Parecía que el aire mismo hacía espacio para un hombre.

Gabriel Montiel.

Incluso sin leer las noticias, todo el mundo conocía ese nombre. Con solo treinta y cuatro años, controlaba un imperio disfrazado de negocios legítimos: logística, construcción, seguridad... y cosas mucho más oscuras que nadie se atrevía a decir en voz alta.

No parecía un criminal.

Parecía un miembro de la realeza criado para destruir.

Impecablemente vestido, de mirada aguda, tranquilo—se sentaba frente a la ciudad bañada por la lluvia, flanqueado por sus hombres: Elías, enorme y silencioso, y Nicolás Varela, elegante pero inquietante.

Mia se acercó con cuidado.

"Agua mineral", ordenó Nicolás sin siquiera mirarla. "Y abrir el Barolo de 1998."

"Sí, señor."

Gabriel no se giró. Miró la ciudad como si le debiera respuestas.

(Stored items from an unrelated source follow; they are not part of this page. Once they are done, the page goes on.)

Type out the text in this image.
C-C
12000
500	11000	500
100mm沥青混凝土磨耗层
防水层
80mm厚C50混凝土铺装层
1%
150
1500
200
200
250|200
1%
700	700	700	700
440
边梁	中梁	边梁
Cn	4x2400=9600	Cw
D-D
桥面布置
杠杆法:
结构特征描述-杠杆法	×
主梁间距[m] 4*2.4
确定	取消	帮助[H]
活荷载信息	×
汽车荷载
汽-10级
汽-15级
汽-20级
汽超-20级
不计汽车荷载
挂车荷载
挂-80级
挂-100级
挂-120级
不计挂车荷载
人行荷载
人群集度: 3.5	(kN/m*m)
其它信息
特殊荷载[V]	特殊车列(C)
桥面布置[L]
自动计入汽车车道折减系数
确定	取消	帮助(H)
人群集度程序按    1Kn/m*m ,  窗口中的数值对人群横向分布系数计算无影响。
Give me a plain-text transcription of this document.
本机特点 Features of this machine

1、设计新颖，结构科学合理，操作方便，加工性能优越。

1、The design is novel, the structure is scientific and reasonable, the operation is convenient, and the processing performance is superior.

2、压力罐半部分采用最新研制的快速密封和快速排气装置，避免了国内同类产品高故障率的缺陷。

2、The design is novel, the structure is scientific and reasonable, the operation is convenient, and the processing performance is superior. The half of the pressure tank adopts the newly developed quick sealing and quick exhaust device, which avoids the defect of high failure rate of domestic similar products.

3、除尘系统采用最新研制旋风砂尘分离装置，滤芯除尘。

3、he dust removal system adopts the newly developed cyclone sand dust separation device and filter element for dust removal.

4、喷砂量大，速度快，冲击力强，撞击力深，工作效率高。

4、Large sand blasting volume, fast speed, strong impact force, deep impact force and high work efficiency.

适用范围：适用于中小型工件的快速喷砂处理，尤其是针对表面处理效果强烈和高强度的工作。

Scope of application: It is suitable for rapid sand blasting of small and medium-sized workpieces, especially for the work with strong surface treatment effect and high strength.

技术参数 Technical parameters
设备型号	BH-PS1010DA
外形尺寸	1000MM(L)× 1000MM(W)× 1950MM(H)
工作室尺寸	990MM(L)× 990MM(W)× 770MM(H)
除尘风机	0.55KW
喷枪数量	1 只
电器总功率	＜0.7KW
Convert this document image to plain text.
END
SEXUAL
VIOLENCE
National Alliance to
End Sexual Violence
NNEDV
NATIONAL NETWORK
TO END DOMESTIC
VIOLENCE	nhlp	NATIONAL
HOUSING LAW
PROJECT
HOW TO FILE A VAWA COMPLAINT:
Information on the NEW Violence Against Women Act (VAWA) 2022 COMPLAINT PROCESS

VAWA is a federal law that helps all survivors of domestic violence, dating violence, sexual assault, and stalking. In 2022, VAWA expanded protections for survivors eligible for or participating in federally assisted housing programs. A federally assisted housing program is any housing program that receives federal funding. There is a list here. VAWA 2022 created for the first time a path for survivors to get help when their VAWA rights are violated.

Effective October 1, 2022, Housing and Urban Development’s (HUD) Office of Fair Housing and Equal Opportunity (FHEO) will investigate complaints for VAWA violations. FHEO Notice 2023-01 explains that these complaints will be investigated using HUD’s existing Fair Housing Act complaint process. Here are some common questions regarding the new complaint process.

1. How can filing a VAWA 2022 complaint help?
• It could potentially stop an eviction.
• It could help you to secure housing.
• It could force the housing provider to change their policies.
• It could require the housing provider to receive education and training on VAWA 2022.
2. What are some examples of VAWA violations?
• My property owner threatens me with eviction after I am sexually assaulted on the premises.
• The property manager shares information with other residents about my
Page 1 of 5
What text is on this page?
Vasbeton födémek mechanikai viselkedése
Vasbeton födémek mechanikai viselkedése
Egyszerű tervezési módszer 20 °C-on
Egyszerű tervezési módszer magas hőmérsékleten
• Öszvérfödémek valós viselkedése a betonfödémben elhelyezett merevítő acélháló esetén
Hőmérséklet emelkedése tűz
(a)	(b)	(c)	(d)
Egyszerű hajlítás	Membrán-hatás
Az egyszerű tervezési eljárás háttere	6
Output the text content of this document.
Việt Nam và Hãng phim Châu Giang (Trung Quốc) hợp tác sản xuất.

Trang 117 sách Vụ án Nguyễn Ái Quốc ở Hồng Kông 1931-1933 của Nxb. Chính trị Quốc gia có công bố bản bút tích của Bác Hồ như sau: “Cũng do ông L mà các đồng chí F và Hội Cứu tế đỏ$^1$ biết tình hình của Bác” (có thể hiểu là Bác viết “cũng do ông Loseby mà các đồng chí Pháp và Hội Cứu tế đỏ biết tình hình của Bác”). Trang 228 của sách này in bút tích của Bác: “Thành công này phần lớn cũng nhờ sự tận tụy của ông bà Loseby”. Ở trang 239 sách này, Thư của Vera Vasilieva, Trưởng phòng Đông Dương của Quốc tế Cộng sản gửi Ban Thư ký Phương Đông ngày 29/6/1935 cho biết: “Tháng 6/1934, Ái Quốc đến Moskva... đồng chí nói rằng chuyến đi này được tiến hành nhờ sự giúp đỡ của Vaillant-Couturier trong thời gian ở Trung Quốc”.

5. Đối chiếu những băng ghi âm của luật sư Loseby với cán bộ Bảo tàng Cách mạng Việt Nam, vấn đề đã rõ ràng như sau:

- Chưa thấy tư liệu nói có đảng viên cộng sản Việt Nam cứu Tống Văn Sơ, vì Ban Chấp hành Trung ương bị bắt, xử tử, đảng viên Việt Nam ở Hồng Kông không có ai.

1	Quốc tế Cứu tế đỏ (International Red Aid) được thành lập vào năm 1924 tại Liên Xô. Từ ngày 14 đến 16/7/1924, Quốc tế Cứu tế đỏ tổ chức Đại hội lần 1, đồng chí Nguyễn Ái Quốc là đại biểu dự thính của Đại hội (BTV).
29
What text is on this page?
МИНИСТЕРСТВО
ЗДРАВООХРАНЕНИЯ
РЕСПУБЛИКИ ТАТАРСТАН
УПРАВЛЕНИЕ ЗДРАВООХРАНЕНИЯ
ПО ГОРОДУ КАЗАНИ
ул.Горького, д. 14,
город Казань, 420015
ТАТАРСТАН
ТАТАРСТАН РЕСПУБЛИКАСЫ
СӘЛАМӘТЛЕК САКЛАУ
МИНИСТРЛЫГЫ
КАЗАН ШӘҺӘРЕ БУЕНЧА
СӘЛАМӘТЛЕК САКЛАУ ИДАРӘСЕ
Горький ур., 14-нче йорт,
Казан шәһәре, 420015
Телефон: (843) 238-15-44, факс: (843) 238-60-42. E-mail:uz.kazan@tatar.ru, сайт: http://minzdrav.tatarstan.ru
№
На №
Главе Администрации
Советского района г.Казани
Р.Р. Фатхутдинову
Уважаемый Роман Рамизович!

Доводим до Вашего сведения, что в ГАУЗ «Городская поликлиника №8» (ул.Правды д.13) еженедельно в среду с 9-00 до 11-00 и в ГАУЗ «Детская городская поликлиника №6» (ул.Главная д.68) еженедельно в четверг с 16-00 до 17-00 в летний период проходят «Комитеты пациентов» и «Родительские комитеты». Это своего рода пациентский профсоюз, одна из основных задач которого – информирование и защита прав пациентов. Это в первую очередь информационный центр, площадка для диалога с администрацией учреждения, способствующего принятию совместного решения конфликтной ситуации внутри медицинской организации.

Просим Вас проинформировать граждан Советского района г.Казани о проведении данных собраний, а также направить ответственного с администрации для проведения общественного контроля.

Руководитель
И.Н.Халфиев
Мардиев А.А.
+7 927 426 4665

Durante la siguiente hora, Mia se movió invisiblemente—rellenando vasos, recogiendo platos, mezclándose con el fondo. Pero ella escuchaba. No por curiosidad, sino por instinto. La vida le había enseñado a leer el peligro mucho antes de que llegara.

A las 9:02, todo cambió.

Avanzó con el menú de postres mientras Gabriel se echaba un poco hacia atrás.

En el reflejo detrás de él—

Lo vio.

Un punto rojo tenue y constante.

Centrado sobre su corazón.

El tiempo se alargó.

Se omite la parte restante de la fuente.